After she served time, a fellow parolee who worked as an exchange operator at the San Francisco Examiner gave her a tip that the newspaper was planning to hire two black reporters to diversify its staff. Ms. Christian thought the opportunity was remote due to her lack of experience, but by spreading the truth she began her path to an apprenticeship role.

“I gave them this song and dance about working on this little piece of black paper that was burned down by Krang,” she told the Tribune.

In 1970, she attended an 11-week summer program for minority students in broadcast journalism at Columbia University. (Gerardo Rivera was her classmate.) Two years later, she was hired by her local NBC affiliate, KNBC. She worked there for six years before she was hired by NBC News.

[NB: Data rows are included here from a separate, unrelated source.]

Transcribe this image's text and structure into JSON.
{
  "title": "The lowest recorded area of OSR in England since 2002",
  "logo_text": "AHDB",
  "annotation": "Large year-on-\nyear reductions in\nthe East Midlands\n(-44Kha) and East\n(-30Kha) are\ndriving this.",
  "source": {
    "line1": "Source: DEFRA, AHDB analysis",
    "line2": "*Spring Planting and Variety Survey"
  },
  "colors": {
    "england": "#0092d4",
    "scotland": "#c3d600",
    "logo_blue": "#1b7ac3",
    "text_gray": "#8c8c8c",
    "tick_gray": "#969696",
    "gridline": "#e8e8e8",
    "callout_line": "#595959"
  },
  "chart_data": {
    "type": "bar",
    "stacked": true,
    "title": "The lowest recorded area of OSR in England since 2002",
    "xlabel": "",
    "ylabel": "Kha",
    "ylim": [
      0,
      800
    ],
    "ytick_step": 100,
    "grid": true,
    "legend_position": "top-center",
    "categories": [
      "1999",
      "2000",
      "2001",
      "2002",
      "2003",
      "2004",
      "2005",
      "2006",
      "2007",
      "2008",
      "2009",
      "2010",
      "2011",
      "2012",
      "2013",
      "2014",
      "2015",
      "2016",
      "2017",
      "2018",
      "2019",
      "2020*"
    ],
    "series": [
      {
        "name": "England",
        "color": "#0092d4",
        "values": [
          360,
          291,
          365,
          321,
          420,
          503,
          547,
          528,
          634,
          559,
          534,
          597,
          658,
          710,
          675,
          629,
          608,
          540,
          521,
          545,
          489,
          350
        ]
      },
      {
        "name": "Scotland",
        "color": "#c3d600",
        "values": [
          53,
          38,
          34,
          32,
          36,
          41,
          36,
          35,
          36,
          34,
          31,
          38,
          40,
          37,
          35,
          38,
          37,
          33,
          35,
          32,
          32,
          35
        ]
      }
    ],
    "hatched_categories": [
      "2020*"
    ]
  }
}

Her tenure at PBS ended in 1989. Shortly after the network was embroiled in controversy for airing a pro-Palestinian documentary called “Days of Rage.” The film was reportedly partially funded by an undisclosed Arab source, which the producers denied.

In an interview with The New York Times, Christian said he resigned from PBS for other reasons. “This is a no-win situation, so you burn out,” she said. She is “silent when things are going well, and furious when there are questions.”

She eventually settled in Palm Springs, California with DeBardelaben, whom she married in 2016.

In addition to DeBardelaben, Christian has grandchildren. Her daughter, Sunday Barrett, died in 2019.

Early in her career, Christian kept quiet about her life in prison, but eventually decided to open it up to NBC’s sympathetic executives. “The man just looked at me,” she recalled. “He said, ‘I don’t have enough problems. Should I listen to you? Go away.’ I never heard another word.”